Abstract
This chapter theoretically investigates a real-world model within the Gaussian HJM model. In order to construct the real-world model, it is vital to estimate the market price of risk. For this purpose, we assume that the market price of risk is constant during each observation period. Representing the forward rate process in a principal component space, we introduce a formula for the market price of risk as the maximum likelihood estimate.

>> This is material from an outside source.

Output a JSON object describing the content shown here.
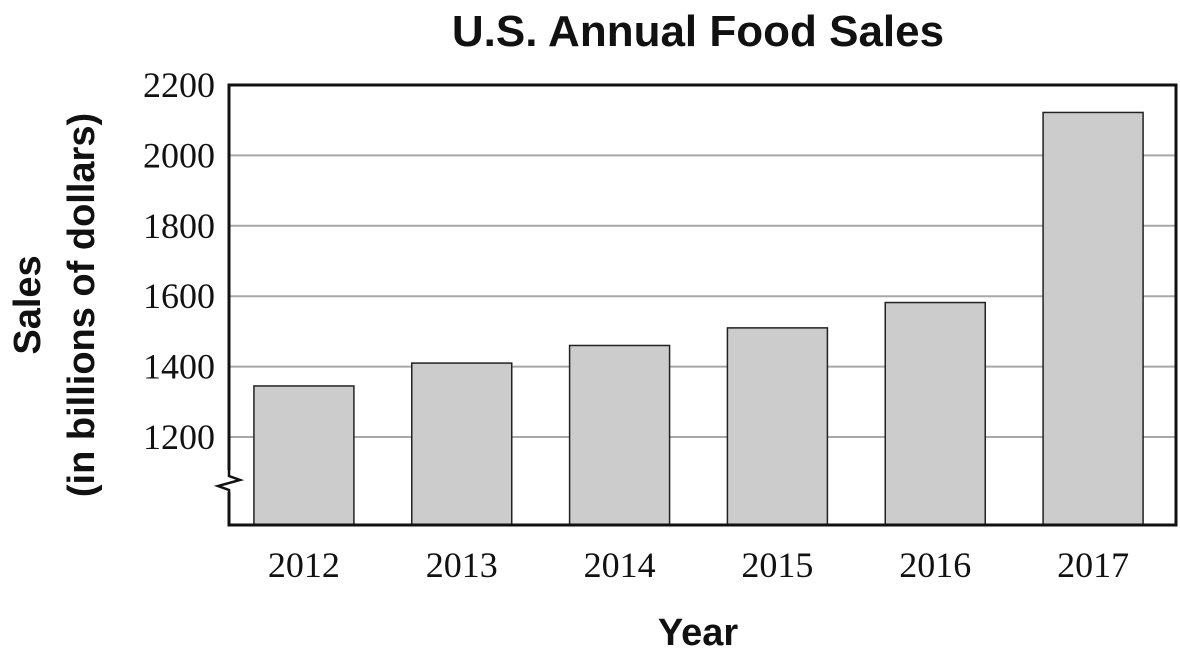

Next, we investigate the numerical properties of the market price of risk, after which we give an interpretation of that price with respect to the historical trend of the forward rates. Furthermore, we show that the interest rate simulation admits historical drift and volatility. Finally, we present a numerical procedure for real-world modeling. These results are essentially those from Yasuoka (2015). Of particular note, however, is that applying maximum likelihood estimation to finding the market price of risk is newly written for this book, in Section 6.2. Additionally, a numerical procedure is introduced in Section 6.9 for implementing the real-world model.
Keywords: Butterfly trading strategy, Dimension reduction, Flattening strategy, Forward rate curve, Full-factor model, Gaussian HJM model, Market price of risk, Monte Carlo simulation, Maximum likelihood estimation, Musiela’s parametrization, Numerical procedure, Observable trend, PCA, Principal volatility component, Real-world simulation, Rolled trend, Rolled trend score, Rolldown, Roll-up, State price deflator, State space, Steepening strategy.